On the asset side, we see rising competition, credit quality issues and rising pressure on margins. Potential new entrants such as large players and fintechs are targeting ‘aspiring middle-class’ through digital products and services

Attrition is a big problem all banks are grappling with. What has been your experience?

Attrition rates have gone up after covid-19. For us, it is at 28% while for some banks it is at 35%. We have a head count of 22,556 employees as on March 2024. 

Banks are seeing a contraction in CASA due to the high-interest rate regime. How bad has it been for Ujjivan SFB? 

Our CASA ratio has witnessed strong improvements, with the quarter ended March 2024 being at 26.5%. Going ahead, we would like to see this ratio climb to 30% in the next two years.
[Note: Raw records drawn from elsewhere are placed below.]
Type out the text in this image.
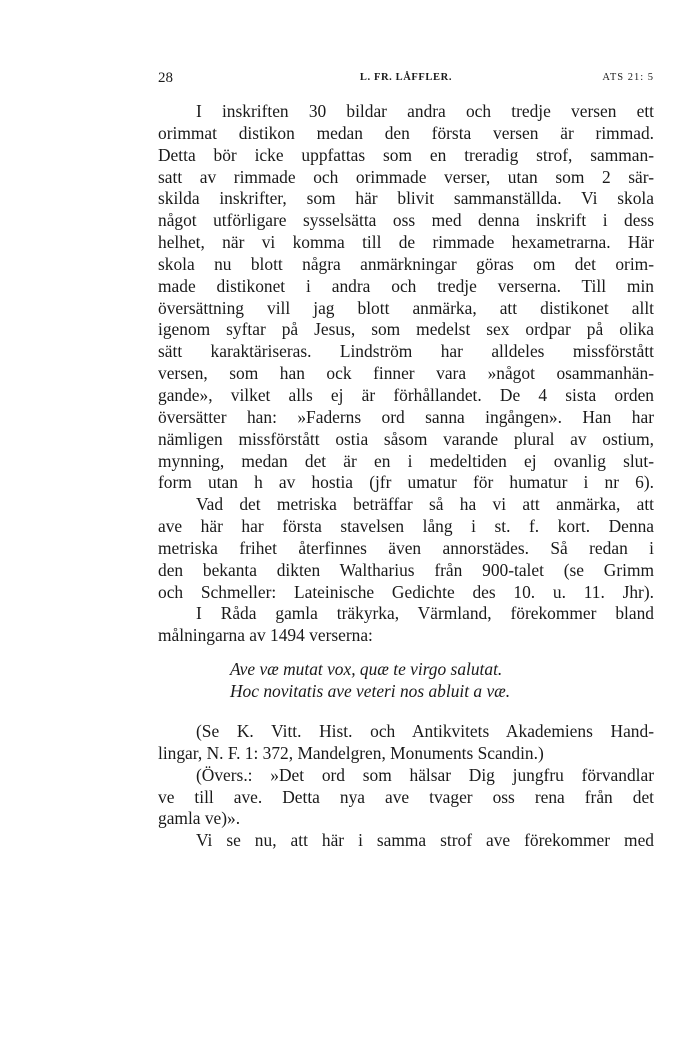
28	L. FR. LÅFFLER.	ATS 21: 5
I inskriften 30 bildar andra och tredje versen ett
orimmat distikon medan den första versen är rimmad.
Detta bör icke uppfattas som en treradig strof, samman-
satt av rimmade och orimmade verser, utan som 2 sär-
skilda inskrifter, som här blivit sammanställda. Vi skola
något utförligare sysselsätta oss med denna inskrift i dess
helhet, när vi komma till de rimmade hexametrarna. Här
skola nu blott några anmärkningar göras om det orim-
made distikonet i andra och tredje verserna. Till min
översättning vill jag blott anmärka, att distikonet allt
igenom syftar på Jesus, som medelst sex ordpar på olika
sätt karaktäriseras. Lindström har alldeles missförstått
versen, som han ock finner vara »något osammanhän-
gande», vilket alls ej är förhållandet. De 4 sista orden
översätter han: »Faderns ord sanna ingången». Han har
nämligen missförstått ostia såsom varande plural av ostium,
mynning, medan det är en i medeltiden ej ovanlig slut-
form utan h av hostia (jfr umatur för humatur i nr 6).
Vad det metriska beträffar så ha vi att anmärka, att
ave här har första stavelsen lång i st. f. kort. Denna
metriska frihet återfinnes även annorstädes. Så redan i
den bekanta dikten Waltharius från 900-talet (se Grimm
och Schmeller: Lateinische Gedichte des 10. u. 11. Jhr).
I Råda gamla träkyrka, Värmland, förekommer bland
målningarna av 1494 verserna:
Ave væ mutat vox, quæ te virgo salutat.
Hoc novitatis ave veteri nos abluit a væ.
(Se K. Vitt. Hist. och Antikvitets Akademiens Hand-
lingar, N. F. 1: 372, Mandelgren, Monuments Scandin.)
(Övers.: »Det ord som hälsar Dig jungfru förvandlar
ve till ave. Detta nya ave tvager oss rena från det
gamla ve)».
Vi se nu, att här i samma strof ave förekommer med
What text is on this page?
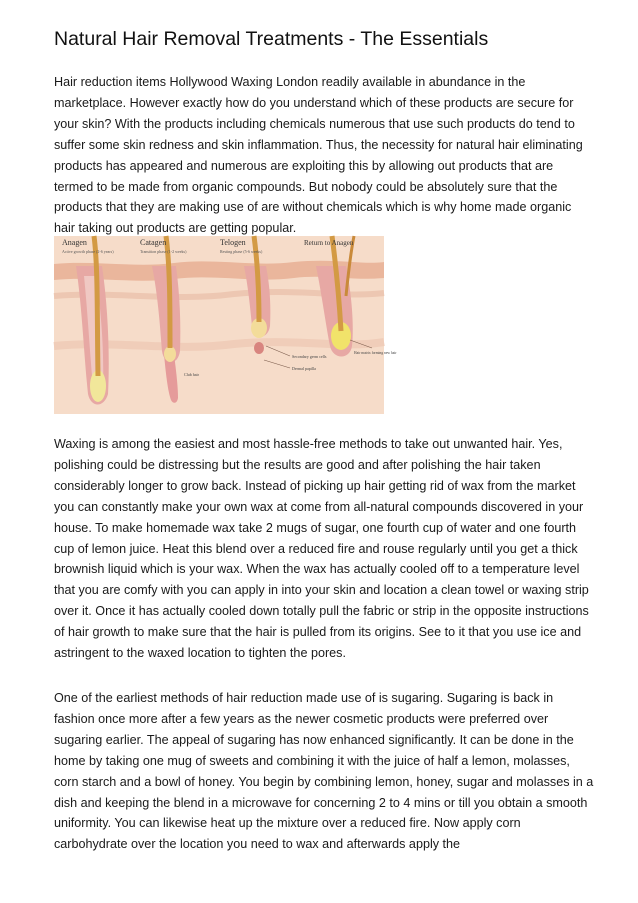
Natural Hair Removal Treatments - The Essentials

Hair reduction items Hollywood Waxing London readily available in abundance in the marketplace. However exactly how do you understand which of these products are secure for your skin? With the products including chemicals numerous that use such products do tend to suffer some skin redness and skin inflammation. Thus, the necessity for natural hair eliminating products has appeared and numerous are exploiting this by allowing out products that are termed to be made from organic compounds. But nobody could be absolutely sure that the products that they are making use of are without chemicals which is why home made organic hair taking out products are getting popular.

Anagen	Catagen	Telogen	Return to Anagen
Active growth phase (2-6 years)	Transition phase (1-2 weeks)	Resting phase (5-6 weeks)
Club hair
Secondary germ cells
Dermal papilla
Hair matrix forming new hair

Waxing is among the easiest and most hassle-free methods to take out unwanted hair. Yes, polishing could be distressing but the results are good and after polishing the hair taken considerably longer to grow back. Instead of picking up hair getting rid of wax from the market you can constantly make your own wax at come from all-natural compounds discovered in your house. To make homemade wax take 2 mugs of sugar, one fourth cup of water and one fourth cup of lemon juice. Heat this blend over a reduced fire and rouse regularly until you get a thick brownish liquid which is your wax. When the wax has actually cooled off to a temperature level that you are comfy with you can apply in into your skin and location a clean towel or waxing strip over it. Once it has actually cooled down totally pull the fabric or strip in the opposite instructions of hair growth to make sure that the hair is pulled from its origins. See to it that you use ice and astringent to the waxed location to tighten the pores.

One of the earliest methods of hair reduction made use of is sugaring. Sugaring is back in fashion once more after a few years as the newer cosmetic products were preferred over sugaring earlier. The appeal of sugaring has now enhanced significantly. It can be done in the home by taking one mug of sweets and combining it with the juice of half a lemon, molasses, corn starch and a bowl of honey. You begin by combining lemon, honey, sugar and molasses in a dish and keeping the blend in a microwave for concerning 2 to 4 mins or till you obtain a smooth uniformity. You can likewise heat up the mixture over a reduced fire. Now apply corn carbohydrate over the location you need to wax and afterwards apply the
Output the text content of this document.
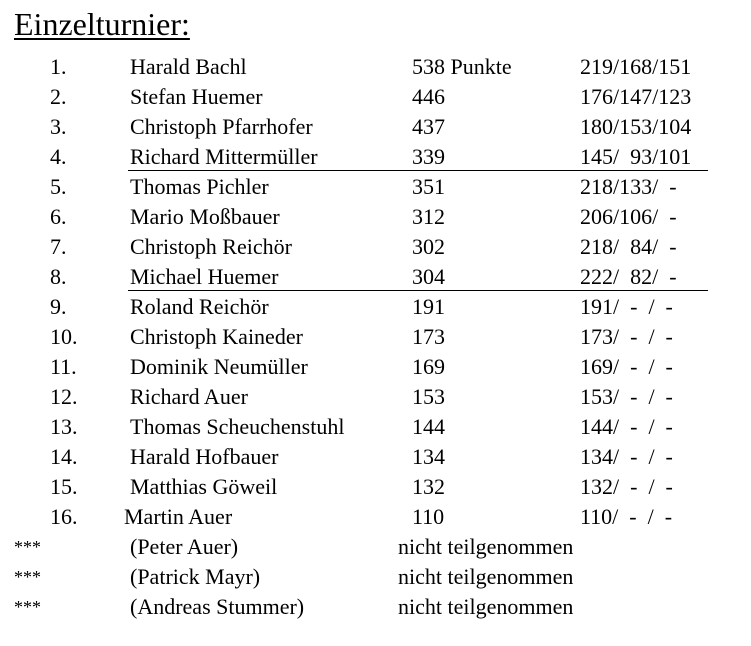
Einzelturnier:
1.	Harald Bachl	538 Punkte	219/168/151
2.	Stefan Huemer	446	176/147/123
3.	Christoph Pfarrhofer	437	180/153/104
4.	Richard Mittermüller	339	145/  93/101
5.	Thomas Pichler	351	218/133/  -
6.	Mario Moßbauer	312	206/106/  -
7.	Christoph Reichör	302	218/  84/  -
8.	Michael Huemer	304	222/  82/  -
9.	Roland Reichör	191	191/  -  /  -
10. Christoph Kaineder	173	173/  -  /  -
11. Dominik Neumüller	169	169/  -  /  -
12. Richard Auer	153	153/  -  /  -
13. Thomas Scheuchenstuhl	144	144/  -  /  -
14. Harald Hofbauer	134	134/  -  /  -
15. Matthias Göweil	132	132/  -  /  -
16. Martin Auer	110	110/  -  /  -
***	(Peter Auer)	nicht teilgenommen
***	(Patrick Mayr)	nicht teilgenommen
***	(Andreas Stummer)	nicht teilgenommen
Our focus towards improving our retail deposits and offering value-added products like Maxima Current Account & Savings Account (CASA) has improved customer balances, along with onboarding new customers. Additionally, we have introduced Digital Fixed Deposits & Savings Account, which has seen healthy traction. We have also introduced RM module, which has helped increase our average balances.

RBI has expressed caution on the credit-to-deposit (CD) ratio of banks. What is your view?

Currently, our CD ratio is around 87%; it is the best among our peers. We continue to monitor the same and if required, will manage it by adjusting our on-balance sheet gross loan book. 

 Do you see great scope in growing the affordable housing loan segment? 

In the secured loan segment, affordable housing prospects are brighter. We have revamped our sourcing model by introducing retail asset centres, to enable faster and better response to customer needs. The asset centers work on the hub and spoke model. We currently have 18 retail asset centers. We want to expand our market share from 17% to 20% plus, with growth predominantly coming in from Tier 2 and Tier 3 towns. 

What is the progress on reverse merger and will it bring in any benefits besides diluting the promoter shareholding?

We have successfully completed the reverse merger between the bank and the holding company. We expect the new shares to be credited and it should start trading this week. Banks book value stands to gain post the merger, with current BVPS at Rs 29.06.